Check if this DataType represents a binary type.

Includes: binary, large_binary, binary_view, fixed_size_binary

Returns:

True if this is a binary type

Examples

>>> DataType.binary().is_binary_type()
True
>>> DataType.string().is_binary_type()
False
is_temporal_type() bool[source]#

Check if this DataType represents a temporal type.
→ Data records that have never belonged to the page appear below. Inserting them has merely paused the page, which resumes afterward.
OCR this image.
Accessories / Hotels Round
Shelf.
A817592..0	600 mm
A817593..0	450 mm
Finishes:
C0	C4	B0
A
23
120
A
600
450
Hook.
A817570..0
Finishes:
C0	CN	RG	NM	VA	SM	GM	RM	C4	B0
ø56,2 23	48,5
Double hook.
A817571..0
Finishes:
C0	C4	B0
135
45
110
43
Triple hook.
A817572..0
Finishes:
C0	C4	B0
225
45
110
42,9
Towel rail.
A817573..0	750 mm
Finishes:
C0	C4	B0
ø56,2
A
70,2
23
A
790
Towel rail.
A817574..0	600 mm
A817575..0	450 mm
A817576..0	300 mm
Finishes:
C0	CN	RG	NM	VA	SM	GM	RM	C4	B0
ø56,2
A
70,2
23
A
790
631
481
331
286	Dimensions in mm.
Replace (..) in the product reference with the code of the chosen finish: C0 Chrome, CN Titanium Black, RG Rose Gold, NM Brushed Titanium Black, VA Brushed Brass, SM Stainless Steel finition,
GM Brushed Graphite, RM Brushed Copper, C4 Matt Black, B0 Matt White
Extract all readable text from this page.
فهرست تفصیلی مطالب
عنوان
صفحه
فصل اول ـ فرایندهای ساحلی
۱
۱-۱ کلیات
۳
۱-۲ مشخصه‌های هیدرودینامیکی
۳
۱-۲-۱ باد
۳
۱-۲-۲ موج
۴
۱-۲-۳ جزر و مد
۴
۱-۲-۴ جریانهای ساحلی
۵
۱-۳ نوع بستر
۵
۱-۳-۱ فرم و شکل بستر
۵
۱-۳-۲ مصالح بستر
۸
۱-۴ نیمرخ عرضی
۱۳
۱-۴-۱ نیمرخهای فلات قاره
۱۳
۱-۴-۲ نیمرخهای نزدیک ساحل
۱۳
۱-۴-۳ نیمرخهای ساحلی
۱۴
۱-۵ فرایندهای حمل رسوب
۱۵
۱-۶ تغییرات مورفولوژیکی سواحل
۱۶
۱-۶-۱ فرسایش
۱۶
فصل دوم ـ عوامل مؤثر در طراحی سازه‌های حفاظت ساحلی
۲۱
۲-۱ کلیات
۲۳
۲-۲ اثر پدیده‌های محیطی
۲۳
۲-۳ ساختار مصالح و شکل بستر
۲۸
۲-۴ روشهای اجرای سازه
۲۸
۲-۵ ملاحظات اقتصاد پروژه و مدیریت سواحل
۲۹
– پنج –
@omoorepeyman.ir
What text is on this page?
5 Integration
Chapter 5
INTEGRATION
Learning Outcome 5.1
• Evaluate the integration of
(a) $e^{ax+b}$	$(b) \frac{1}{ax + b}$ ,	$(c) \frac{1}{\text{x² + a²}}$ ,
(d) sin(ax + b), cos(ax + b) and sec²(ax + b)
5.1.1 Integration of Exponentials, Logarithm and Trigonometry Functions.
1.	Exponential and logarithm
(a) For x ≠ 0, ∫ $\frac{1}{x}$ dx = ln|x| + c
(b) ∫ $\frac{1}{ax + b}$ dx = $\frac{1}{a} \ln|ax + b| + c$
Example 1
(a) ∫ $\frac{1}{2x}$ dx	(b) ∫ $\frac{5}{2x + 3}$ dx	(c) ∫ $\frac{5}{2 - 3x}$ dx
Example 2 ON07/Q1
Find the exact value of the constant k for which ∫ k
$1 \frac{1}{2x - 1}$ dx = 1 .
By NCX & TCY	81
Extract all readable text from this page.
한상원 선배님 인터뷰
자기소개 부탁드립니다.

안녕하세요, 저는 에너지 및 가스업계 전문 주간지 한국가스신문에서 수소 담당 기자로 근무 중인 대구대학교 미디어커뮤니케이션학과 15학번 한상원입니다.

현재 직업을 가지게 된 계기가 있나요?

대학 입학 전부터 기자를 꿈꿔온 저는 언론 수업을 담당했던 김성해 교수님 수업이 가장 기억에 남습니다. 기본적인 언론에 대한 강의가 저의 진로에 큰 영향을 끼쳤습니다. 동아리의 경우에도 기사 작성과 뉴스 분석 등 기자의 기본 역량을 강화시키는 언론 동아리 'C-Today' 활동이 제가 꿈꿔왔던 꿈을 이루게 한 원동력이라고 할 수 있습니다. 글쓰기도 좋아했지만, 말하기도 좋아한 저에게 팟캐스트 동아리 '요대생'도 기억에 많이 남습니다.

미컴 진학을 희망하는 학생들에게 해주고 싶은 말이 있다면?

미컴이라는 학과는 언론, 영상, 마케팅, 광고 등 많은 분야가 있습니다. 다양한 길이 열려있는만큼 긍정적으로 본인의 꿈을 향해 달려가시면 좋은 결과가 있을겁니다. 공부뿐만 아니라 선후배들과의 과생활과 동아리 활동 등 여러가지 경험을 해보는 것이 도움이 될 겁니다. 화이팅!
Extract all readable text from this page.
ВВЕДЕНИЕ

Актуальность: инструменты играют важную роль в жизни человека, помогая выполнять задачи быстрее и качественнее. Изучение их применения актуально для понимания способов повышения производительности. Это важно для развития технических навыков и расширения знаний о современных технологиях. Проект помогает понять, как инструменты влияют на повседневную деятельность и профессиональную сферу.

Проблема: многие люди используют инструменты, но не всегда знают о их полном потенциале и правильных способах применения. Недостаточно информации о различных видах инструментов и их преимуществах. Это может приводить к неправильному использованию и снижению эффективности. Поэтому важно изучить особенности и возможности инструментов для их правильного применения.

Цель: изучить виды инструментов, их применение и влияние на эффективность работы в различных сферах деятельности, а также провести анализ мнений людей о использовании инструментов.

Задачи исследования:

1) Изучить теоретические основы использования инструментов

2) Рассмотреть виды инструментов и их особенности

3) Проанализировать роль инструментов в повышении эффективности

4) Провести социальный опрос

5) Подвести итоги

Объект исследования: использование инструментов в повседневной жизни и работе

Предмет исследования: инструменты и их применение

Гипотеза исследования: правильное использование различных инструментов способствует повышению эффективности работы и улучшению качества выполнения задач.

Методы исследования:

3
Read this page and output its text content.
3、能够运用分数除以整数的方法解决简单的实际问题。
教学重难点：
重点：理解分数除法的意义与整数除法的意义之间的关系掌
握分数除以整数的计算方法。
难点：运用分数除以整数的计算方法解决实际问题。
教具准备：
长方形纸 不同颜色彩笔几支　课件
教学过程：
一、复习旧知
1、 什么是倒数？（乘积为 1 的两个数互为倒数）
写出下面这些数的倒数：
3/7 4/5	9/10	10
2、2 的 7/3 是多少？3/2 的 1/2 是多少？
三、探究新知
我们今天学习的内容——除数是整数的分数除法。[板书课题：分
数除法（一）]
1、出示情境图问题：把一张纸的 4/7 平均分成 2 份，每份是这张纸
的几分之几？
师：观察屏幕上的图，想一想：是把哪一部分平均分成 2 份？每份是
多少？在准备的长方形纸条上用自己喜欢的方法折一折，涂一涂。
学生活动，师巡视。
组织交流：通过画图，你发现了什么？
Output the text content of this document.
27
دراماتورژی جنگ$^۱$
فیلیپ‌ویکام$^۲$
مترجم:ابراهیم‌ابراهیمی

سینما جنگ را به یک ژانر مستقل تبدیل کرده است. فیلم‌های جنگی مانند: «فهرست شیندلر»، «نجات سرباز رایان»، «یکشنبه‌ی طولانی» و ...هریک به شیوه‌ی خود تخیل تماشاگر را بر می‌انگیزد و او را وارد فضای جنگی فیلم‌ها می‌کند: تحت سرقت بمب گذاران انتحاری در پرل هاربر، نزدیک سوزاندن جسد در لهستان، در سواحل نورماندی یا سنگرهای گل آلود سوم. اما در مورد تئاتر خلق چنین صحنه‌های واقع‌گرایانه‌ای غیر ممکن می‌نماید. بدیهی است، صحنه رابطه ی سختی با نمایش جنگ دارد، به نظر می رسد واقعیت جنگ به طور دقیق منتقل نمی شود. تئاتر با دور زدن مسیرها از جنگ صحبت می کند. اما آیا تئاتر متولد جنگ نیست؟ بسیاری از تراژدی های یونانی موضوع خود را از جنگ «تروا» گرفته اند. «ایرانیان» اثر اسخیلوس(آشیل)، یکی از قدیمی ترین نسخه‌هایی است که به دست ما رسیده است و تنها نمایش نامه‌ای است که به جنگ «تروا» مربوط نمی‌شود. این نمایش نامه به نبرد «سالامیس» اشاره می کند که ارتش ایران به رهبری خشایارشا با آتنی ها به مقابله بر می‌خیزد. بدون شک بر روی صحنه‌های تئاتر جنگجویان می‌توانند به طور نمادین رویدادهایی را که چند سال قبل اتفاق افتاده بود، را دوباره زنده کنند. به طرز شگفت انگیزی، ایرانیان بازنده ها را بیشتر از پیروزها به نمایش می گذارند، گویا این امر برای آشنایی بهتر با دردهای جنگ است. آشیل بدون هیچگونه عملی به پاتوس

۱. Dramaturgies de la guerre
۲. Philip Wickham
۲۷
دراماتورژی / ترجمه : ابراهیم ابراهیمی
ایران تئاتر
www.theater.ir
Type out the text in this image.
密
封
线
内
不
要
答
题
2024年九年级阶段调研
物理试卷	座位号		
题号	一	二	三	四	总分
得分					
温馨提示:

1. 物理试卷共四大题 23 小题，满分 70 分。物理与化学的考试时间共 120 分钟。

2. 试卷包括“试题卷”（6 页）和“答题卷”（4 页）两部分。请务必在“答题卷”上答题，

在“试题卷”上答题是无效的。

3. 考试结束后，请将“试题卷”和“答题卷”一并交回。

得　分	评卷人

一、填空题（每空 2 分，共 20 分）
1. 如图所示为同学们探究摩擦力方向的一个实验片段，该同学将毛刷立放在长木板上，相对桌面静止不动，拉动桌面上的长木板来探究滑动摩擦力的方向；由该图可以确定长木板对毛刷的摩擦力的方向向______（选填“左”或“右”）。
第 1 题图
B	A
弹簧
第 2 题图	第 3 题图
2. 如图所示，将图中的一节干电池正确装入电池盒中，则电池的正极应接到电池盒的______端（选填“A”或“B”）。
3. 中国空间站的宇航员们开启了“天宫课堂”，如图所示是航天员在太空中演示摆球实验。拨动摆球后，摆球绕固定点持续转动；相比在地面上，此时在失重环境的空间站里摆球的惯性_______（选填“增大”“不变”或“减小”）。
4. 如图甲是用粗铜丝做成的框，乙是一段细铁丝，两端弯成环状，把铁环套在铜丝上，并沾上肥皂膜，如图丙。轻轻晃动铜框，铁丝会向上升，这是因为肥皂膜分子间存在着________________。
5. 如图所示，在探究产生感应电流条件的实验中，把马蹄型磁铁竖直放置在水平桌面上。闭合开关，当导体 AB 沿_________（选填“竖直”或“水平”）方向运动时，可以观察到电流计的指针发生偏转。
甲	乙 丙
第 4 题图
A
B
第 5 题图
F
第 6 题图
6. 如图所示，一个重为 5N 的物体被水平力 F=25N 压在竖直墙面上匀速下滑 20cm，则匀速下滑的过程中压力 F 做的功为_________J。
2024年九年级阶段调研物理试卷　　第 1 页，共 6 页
Includes: date, time, timestamp, duration, interval

Returns:

True if this is a temporal type

Examples

>>> import pyarrow as pa
>>> DataType.from_arrow(pa.timestamp('s')).is_temporal_type()
True
>>> DataType.int64().is_temporal_type()
False
classmethod binary()#

Create a DataType representing variable-length binary data.

Returns:

A DataType with PyArrow binary type

Return type:

DataType

classmethod bool()#

Create a DataType representing a boolean value.

Returns:

A DataType with PyArrow bool type

Return type:

DataType

classmethod float32()#

Create a DataType representing a 32-bit floating point number.

Returns:

A DataType with PyArrow float32 type

Return type:

DataType

classmethod float64()#

Create a DataType representing a 64-bit floating point number.

Returns:

A DataType with PyArrow float64 type

Return type:

DataType

classmethod int16()#

Create a DataType representing a 16-bit signed integer.

Returns:

A DataType with PyArrow int16 type

Return type:

DataType

classmethod int32()#

Create a DataType representing a 32-bit signed integer.

Returns:

A DataType with PyArrow int32 type

Return type:

DataType

classmethod int64()#

Create a DataType representing a 64-bit signed integer.

Returns:

A DataType with PyArrow int64 type

Return type:

DataType

classmethod int8()#

Create a DataType representing an 8-bit signed integer.

Returns:

A DataType with PyArrow int8 type

Return type:

DataType

classmethod string()#

Create a DataType representing a variable-length string.

Returns:

A DataType with PyArrow string type

Return type:

DataType

classmethod uint16()#

Create a DataType representing a 16-bit unsigned integer.

Returns:

A DataType with PyArrow uint16 type

Return type:

DataType

classmethod uint32()#

Create a DataType representing a 32-bit unsigned integer.

Returns:

A DataType with PyArrow uint32 type

Return type:

DataType

classmethod uint64()#

Create a DataType representing a 64-bit unsigned integer.

Returns:

A DataType with PyArrow uint64 type

Return type:

DataType

classmethod uint8()#

Create a DataType representing an 8-bit unsigned integer.

Returns:

A DataType with PyArrow uint8 type

Return type:

DataType

Enumeration#

class ray.data.datatype.TypeCategory(value)[source]#

High-level categories of data types.

These categories correspond to groups of concrete data types. Use DataType.is_of(category) to check if a DataType belongs to a category.

PublicAPI (alpha): This API is in alpha and may change before becoming stable.